A grande política dos revolucionários no cenário dos próximos anos será feita no plano micro, local. A pequena política da burguesia e dos reformistas é feita em nível nacional, mas sempre restringindo a política a pequenas disputas sem importância. E a grande política da burguesia é feita por uma minoria em todos os níveis, nacional e internacional. É essa grande política burguesa que precisa ser combatida, e ela se manifesta em quase todos os conflitos locais. Dois componentes são fundamentais dessa política: a redução da massa salarial global, para garantir a taxa de lucro; a desarticulação dirigida da organização dos trabalhadores, sua tutela, para impedir que a luta de classe ocorra em escala nacional e internacional.
Qual a tarefa dos revolucionários? Transformar e enfrentar toda questão local (de salários, de direitos, de acesso a terra, moradia e etc.) como uma questão de grande política As grandes questões da classe trabalhadora devem ser assim colocadas nas questões locais. A tática dos revolucionários deve seguir a máxima do grande general Vietnamita (que derrotou os japoneses, os franceses e os norte-americanos), Nguyen Giap: “transformar as múltiplas pequenas vitórias numa grande vitória”.
A tática no atual cenário, de desmobilização da classe, deve ser a de multiplicar as lutas de tipo grande-política no plano local, ou seja, retomar as lutas salariais e econômicas dos trabalhadores e a greve geral como mecanismo de paralisar a política macroeconômica hegemônica.
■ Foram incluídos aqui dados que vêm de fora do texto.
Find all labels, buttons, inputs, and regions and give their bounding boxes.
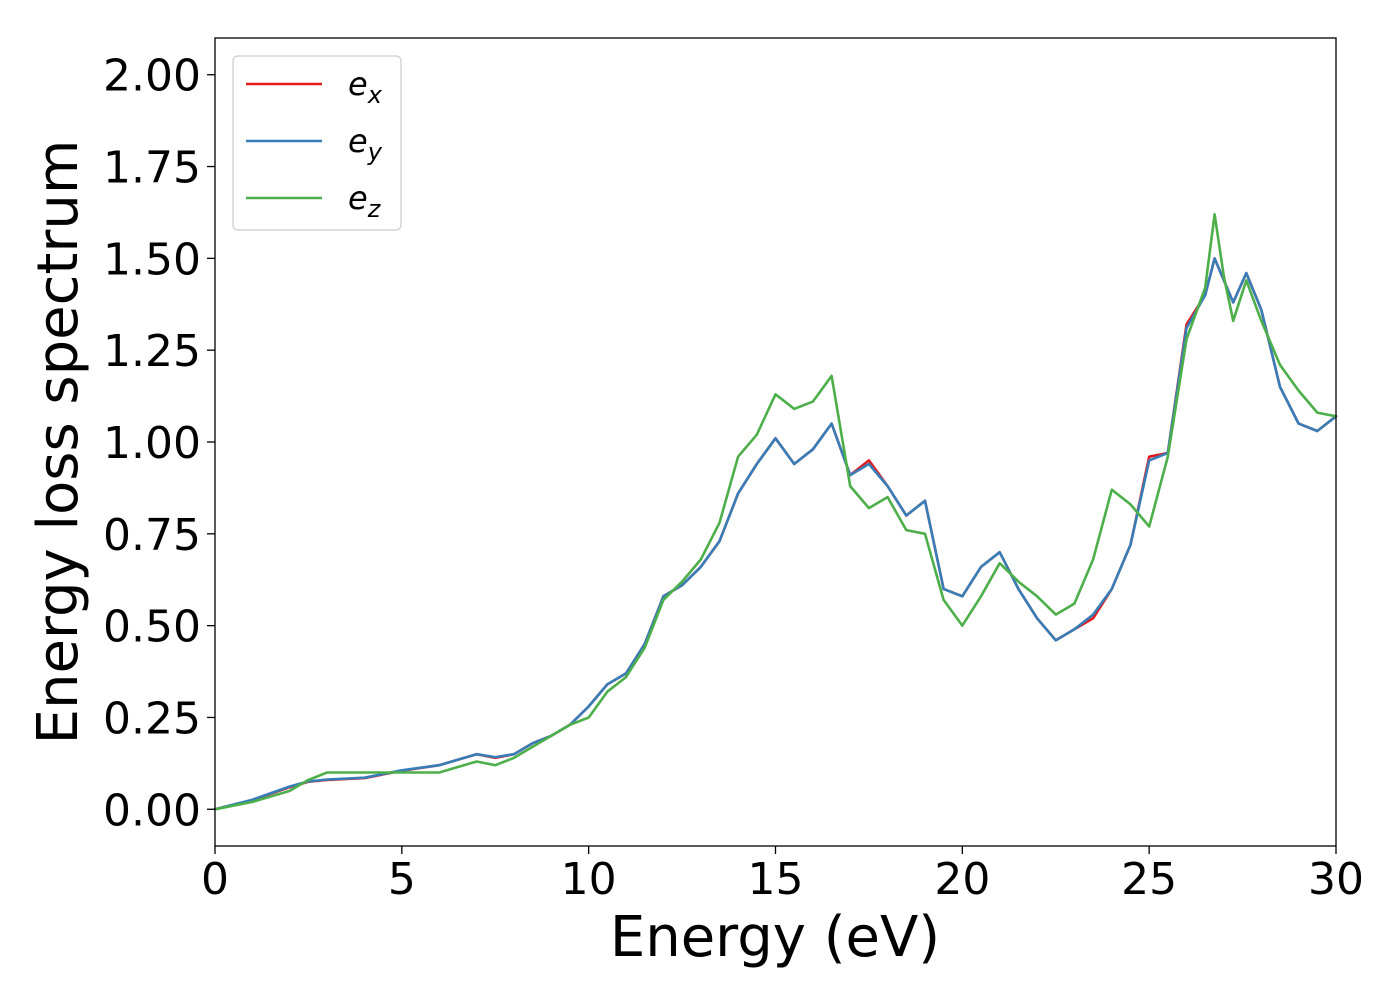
- x-tick-label: 5: [388, 854, 416, 905]
- y-tick-label: 0.25: [103, 693, 201, 744]
- legend-label-base: e: [348, 65, 368, 103]
- series-line-y: [213, 257, 1338, 811]
- legend-label-subscript: x: [367, 81, 383, 109]
- legend-label-subscript: y: [367, 138, 383, 166]
- x-tick-label: 20: [934, 854, 990, 905]
- y-tick-label: 1.75: [103, 143, 201, 194]
- x-tick-label: 15: [748, 854, 804, 905]
- x-tick-label: 30: [1308, 854, 1364, 905]
- y-tick-label: 1.25: [103, 326, 201, 377]
- legend-label-z: ez: [348, 179, 382, 223]
- x-tick-label: 10: [561, 854, 617, 905]
- legend-frame: [232, 55, 402, 231]
- y-tick-label: 0.50: [103, 602, 201, 653]
- legend-label-base: e: [348, 179, 368, 217]
- legend-label-base: e: [348, 122, 368, 160]
- legend-label-x: ex: [348, 65, 383, 109]
- y-axis-label: Energy loss spectrum: [26, 140, 91, 745]
- y-tick-label: 1.50: [103, 234, 201, 285]
- y-tick-label: 0.75: [103, 510, 201, 561]
- series-line-x: [213, 257, 1338, 811]
- legend-label-y: ey: [348, 122, 383, 166]
- series-layer: [213, 213, 1338, 811]
- y-tick-label: 0.00: [103, 785, 201, 836]
- x-axis-label: Energy (eV): [610, 905, 940, 970]
- y-tick-label: 1.00: [103, 418, 201, 469]
- x-tick-label: 25: [1121, 854, 1177, 905]
- y-tick-label: 2.00: [103, 51, 201, 102]
- legend-label-subscript: z: [367, 195, 382, 223]
- x-axis: 0 5 10 15 20 25 30: [201, 846, 1364, 905]
- series-line-z: [213, 213, 1338, 811]
- x-tick-label: 0: [201, 854, 229, 905]
- y-axis: 0.00 0.25 0.50 0.75 1.00 1.25 1.50 1.75 2.00: [103, 51, 215, 836]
Retirar a tutela organizativa burguesa e sua hegemonia ideológica. As pequenas vitórias locais (no campo e na cidade, nas fábricas e universidades e etc.) multiplicando-se tenderão a preparar as grandes vitórias.
O cenário da luta de classes assim é contraditório. Há um Governo Dilma/PT que saiu relativamente fortalecido das eleições presidenciais (relativamente porque as abstenções e votos nulos mostraram a falta de credibilidade do sistema político). Ao mesmo tempo temos um cenário econômico não tão favorável, mas que por si só não implica no desmonte da hegemonia da direção reformista-pelega no movimento de massas. E por fim, um aumento das pressões objetivas sobre a classe trabalhadora, que só tendem a aumentar.
Assim, nos resta a tarefa: nem capitulação, nem imobilismo. Fazer um, dois, três, muitos focos de resistência de massas, construir e fortalecer um fórum nacional de oposições sindicais, estudantis e populares. Fazer as lutas locais visando à preparação das greves gerais e a construção de uma corrente classista e internacionalista, embrião da reconstrução da Associação Internacional dos Trabalhadores.